Government’s delivery body set to launch search for contractors and to detail PF2 funding model

School designs

The body in charge of delivering the government’s Priority School Building Programme (PSBP) is to fire the starting gun imminently for for the £1.75bn privately financed element of the programme.

An announcement from the Education Funding Agency (EFA) that will reveal details of the funding method currently being prepared is thought likely to coincide with the official tender for the first batch of schools, in Hertfordshire, Luton and Reading.

Sources said the announcements could be published as early as today, but, if not, it is expected next week. The first batch has a notional construction value of £112m, according to the EFA.

The news follows comments by EFA head of capital Mike Green at the Building Future Education (BFE) conference in London this week that the EFA will launch the PF2 element of the programme “within days”. Government sources said the batch in Hertfordshire, Luton and Reading would be followed by three other batches “very soon afterwards”.

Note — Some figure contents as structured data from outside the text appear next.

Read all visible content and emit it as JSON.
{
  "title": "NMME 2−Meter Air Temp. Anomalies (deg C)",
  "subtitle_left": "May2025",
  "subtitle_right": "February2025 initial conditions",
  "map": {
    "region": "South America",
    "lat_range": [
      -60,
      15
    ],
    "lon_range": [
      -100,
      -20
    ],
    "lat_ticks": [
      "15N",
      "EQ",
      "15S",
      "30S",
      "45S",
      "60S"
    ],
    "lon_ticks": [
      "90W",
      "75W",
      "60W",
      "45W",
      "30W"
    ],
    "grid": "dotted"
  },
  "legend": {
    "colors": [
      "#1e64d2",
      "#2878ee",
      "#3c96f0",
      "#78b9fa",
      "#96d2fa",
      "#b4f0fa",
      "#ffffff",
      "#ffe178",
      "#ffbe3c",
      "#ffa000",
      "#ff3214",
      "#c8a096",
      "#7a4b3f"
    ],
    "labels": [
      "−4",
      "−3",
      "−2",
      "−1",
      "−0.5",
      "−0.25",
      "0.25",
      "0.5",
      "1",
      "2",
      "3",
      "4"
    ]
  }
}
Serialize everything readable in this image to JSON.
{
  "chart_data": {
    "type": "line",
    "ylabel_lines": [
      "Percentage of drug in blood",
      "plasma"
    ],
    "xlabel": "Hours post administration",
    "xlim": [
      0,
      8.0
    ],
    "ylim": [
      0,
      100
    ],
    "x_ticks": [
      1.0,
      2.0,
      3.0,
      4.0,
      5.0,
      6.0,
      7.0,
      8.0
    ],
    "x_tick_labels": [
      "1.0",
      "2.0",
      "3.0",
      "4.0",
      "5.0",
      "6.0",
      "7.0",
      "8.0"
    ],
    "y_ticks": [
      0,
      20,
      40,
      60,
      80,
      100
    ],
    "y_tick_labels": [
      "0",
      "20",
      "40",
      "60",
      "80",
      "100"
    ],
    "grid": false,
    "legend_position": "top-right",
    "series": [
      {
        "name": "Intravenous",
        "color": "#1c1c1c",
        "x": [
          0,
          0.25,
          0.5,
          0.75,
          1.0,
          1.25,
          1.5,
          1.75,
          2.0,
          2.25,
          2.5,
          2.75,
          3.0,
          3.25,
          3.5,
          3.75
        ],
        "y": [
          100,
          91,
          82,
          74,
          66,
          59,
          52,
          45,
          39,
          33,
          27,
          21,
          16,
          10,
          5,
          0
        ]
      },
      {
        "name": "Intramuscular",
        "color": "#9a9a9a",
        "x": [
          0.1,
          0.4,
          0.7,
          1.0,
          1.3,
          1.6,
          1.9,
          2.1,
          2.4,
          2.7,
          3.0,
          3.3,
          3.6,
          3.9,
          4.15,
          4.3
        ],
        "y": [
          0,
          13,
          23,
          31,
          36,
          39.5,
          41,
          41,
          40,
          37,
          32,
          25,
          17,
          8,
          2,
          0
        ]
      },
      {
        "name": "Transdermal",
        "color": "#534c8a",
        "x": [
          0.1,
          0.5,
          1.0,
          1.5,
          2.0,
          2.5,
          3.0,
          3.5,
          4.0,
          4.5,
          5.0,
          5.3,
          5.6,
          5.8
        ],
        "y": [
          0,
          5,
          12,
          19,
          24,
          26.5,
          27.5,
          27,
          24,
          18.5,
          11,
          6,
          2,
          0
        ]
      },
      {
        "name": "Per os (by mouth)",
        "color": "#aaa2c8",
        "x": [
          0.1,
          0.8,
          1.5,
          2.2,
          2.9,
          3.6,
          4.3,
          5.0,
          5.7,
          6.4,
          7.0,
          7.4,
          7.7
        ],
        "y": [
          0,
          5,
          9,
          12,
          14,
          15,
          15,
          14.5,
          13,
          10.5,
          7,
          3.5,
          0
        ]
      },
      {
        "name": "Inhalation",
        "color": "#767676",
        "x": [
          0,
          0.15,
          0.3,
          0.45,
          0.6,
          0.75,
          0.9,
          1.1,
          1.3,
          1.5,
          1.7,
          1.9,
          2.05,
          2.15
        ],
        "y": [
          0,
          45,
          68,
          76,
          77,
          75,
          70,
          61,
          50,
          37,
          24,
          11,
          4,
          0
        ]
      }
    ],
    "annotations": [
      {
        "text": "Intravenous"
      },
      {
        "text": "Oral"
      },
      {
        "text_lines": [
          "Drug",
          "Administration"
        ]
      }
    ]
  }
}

These will be in the North-east, worth £101m; the North-west, worth £94m; and Bradford and Kirklees, the value of which has not been disclosed.

Rachel Stephenson, the EFA’s programme director for PSBP, said that the EFA would start working with a further three groups of schools before the end of the year.

It is thought likely the EFA will at the same time formally begin a search to procure a single financial “aggregator” to raise private capital for the schools planned under the programme. These schools are to be the first public projects to use the PF2 model launched in December as a replacement to the PFI system. Instead of each batch of schemes raising its own private capital, as under PFI, the “aggregator” will raise debt finance for the whole £1.75bn programme.

Daniel Rudley, deputy director of private finance at the EFA, said at the BFE conference that the aggregator would reduce potential funders’ risks against individual projects by allowing them to invest in a portfolio.

He said: “This is about how the programme accesses the private finance needed. The aggregator removes the need for quite so much scrutiny of individual projects by institutional investors.”

“The aggregator will sit above the individual projects and assume a certain level of health of the individual projects, and be able to be institutionally rated for investors itself.”

Rudley confirmed PF2 schemes will still require bidders to provide equity finance, but the aggregator will replace all of the debt funding traditionally required for a PFI scheme.

In addition Rudley said winning PF2 bidders would be expected to be held accountable for the “baseline” energy use in buildings they construct, despite Treasury’s desire that schools themselves should have no recourse to the builders if energy bills are high.

It is also understood the winning contractor for the London batch of the £380m directly-funded element of the PSBP is also set to be decided today. The remaining directly-funded four batches, in the North-east, North-west and the Midlands, are to be decided before the end of the month.


The Education Funding Agency unveiled a fresh set of baseline designs (pictured above) for schools at this week’s BFE event in London. The designs, for a range of different sized primary and secondary schools, are an addition to designs published last October. The designs are intended to be used as a start point for contractors and architects proposing schemes under the Priority School Building Programme to show how the EFA’s required output specifications could be met.